Definition: A supervised learning algorithm used for both classification and regression tasks.
Structure: A tree-like structure where each internal node represents a test on an attribute, each branch represents the outcome of the test, and each leaf node represents a class label or a prediction.
Root Node: The starting point of the tree, representing the entire dataset.
Internal Nodes (Decision Nodes): Represent tests on different attributes.
Leaf Nodes (Terminal Nodes): Represent the final outcome or prediction.
Represent the possible outcomes of the test at each internal node.
Lead to either another internal node or a leaf node.
Divide and Conquer approach: Recursively split the dataset into smaller subsets based on the values of attributes.
Goal: To create subsets where all data points within each subset belong to the same class (for classification) or have similar values (for regression).
Imagine you’re building a decision tree to classify animals. The dataset contains features like:
Hair: Yes/No
Feathers: Yes/No
Milk: Yes/No
Eggs: Yes/No
Type: Mammal, Bird, Reptile, etc. (target variable)
Steps to build the tree:
Start at the root node: Evaluate the feature that most effectively splits the dataset into homogeneous classes using measures like Information Gain (Entropy) or Gini Impurity.
For example, the root node might split based on the Hair feature.
Branch out: Create sub-nodes for each possible outcome of the root node split. Repeat the process by choosing the best feature to split further.
If Hair = Yes, the next decision might be based on Milk.
If Hair = No, the decision might consider Feathers.
Stop splitting: Continue until:
Nodes are pure (contain a single class).
No features remain to split.
The stopping criteria (like maximum depth) is met.
Leaf nodes: These are the terminal nodes where classification outcomes are assigned.
We use the famous Boston Housing dataset, which contains information about housing prices in various neighborhoods. Features include:
CRIM: Per capita crime rate.
RM: Number of rooms per dwelling.
AGE: Proportion of owner-occupied units built before 1940.
PRICE: Median value of owner-occupied homes (target variable).
Information Gain: Measures the reduction in entropy after splitting the dataset on an attribute.
Gini Impurity: Measures the degree of probability of misclassifying a randomly chosen element if it were randomly labeled according to the class distribution in the subset.
Definition: A measure of the impurity or randomness of a dataset. Formula: \[ Entropy = - \sum_{i} P(i) \log_2 P(i) \]
This formula calculates the randomness or impurity in a dataset. Here:
Definition: how much uncertainty (or entropy) is reduced after splitting data at a particular node.

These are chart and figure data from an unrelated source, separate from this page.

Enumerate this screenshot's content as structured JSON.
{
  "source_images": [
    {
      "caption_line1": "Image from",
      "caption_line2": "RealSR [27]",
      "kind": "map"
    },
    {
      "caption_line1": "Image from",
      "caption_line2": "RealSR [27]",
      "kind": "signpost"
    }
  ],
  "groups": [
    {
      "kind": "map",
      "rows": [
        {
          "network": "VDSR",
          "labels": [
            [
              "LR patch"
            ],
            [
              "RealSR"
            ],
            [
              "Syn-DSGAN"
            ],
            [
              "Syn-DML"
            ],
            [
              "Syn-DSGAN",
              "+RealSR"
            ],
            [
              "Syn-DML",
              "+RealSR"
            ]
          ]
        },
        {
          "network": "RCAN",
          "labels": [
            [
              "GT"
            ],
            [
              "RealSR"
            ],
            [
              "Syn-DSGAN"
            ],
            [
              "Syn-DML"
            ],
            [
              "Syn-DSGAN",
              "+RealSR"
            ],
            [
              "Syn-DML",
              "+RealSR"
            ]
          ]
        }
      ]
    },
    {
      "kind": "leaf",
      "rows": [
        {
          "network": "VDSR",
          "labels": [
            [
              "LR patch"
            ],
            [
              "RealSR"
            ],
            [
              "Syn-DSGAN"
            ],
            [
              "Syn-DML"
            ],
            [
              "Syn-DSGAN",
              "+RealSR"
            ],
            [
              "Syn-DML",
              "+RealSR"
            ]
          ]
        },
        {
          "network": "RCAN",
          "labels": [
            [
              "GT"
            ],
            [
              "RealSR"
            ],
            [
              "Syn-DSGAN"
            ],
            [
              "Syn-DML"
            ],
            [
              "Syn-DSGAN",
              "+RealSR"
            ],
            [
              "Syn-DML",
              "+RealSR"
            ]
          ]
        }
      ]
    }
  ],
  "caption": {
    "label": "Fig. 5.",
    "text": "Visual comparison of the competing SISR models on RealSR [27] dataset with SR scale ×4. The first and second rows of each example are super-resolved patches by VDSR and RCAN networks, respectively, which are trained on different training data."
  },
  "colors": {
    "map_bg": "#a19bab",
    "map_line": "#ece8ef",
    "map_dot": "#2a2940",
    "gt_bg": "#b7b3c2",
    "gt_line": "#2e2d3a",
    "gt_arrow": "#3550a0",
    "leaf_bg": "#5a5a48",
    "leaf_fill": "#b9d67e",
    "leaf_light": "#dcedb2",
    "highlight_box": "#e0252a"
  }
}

It’s a key concept in building decision trees.
Formula: \[ Information\ Gain = Entropy(Parent) - \sum_{i} \left( \frac{N_{i}}{N_{Total}} \times Entropy(Child_{i}) \right) \]
Where:
𝑁𝑖 is the number of samples in the 𝑖-th child node.

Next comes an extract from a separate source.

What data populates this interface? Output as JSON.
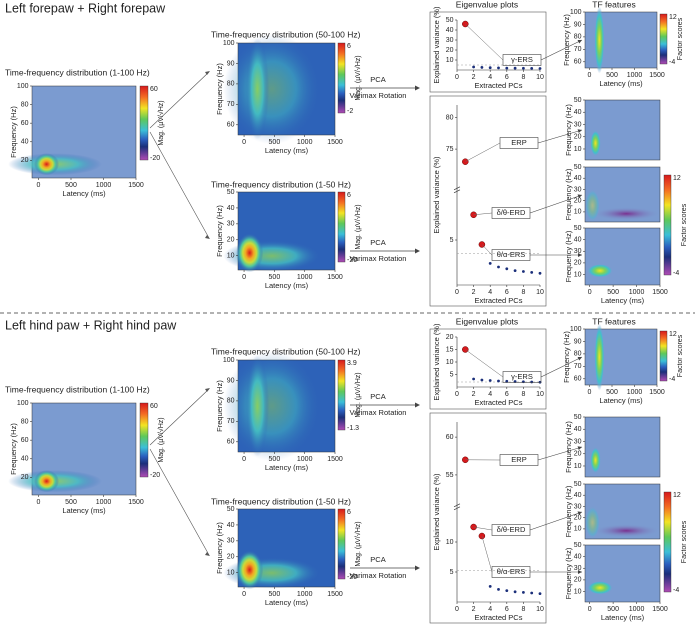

𝑁𝑇𝑜𝑡𝑎𝑙 is the total number of samples in the parent node.
𝐸𝑛𝑡𝑟𝑜𝑝𝑦 represents the entropy calculation for both parent and child nodes.
\[ Gini\ Impurity = 1 - \sum_{i} P(i)^2 \]
Where:
𝑃(𝑖) is the proportion of instances belonging to class 𝑖.
Gini Impurity measures how often a randomly chosen element would be incorrectly classified if it was randomly labeled according to the distribution of classes. It’s another common metric for assessing splits in decision trees.
Simple to understand and to interpret. Trees can be visualized.
Requires little data preparation. Other techniques often require data normalization, dummy variables need to be created and blank values to be removed. Note however that this algorithm does not support missing values.
Able to handle both numerical and categorical data.
Able to handle multi-output problems.
Uses a white box model. Results are easy to interpret.
Possible to validate a model using statistical tests. That makes it possible to account for the reliability of the model.
The decision tree has no assumptions about distribution because of the non-parametric nature of the algorithm.
It can be used for feature engineering such as predicting missing values, suitable for variable selection.
It can easily capture Non-linear patterns.
Decision-tree learners can create over-complex trees that do not generalize the data well. This is called overfitting. Mechanisms such as pruning, setting the minimum number of samples required at a leaf node or setting the maximum depth of the tree are necessary to avoid this problem.
Decision trees can be unstable because small variations in the data might result in a completely different tree being generated. This problem is mitigated by using decision trees within an ensemble.
Decision tree learners create biased trees if some classes dominate. It is therefore recommended to balance the dataset prior to fitting with the decision tree.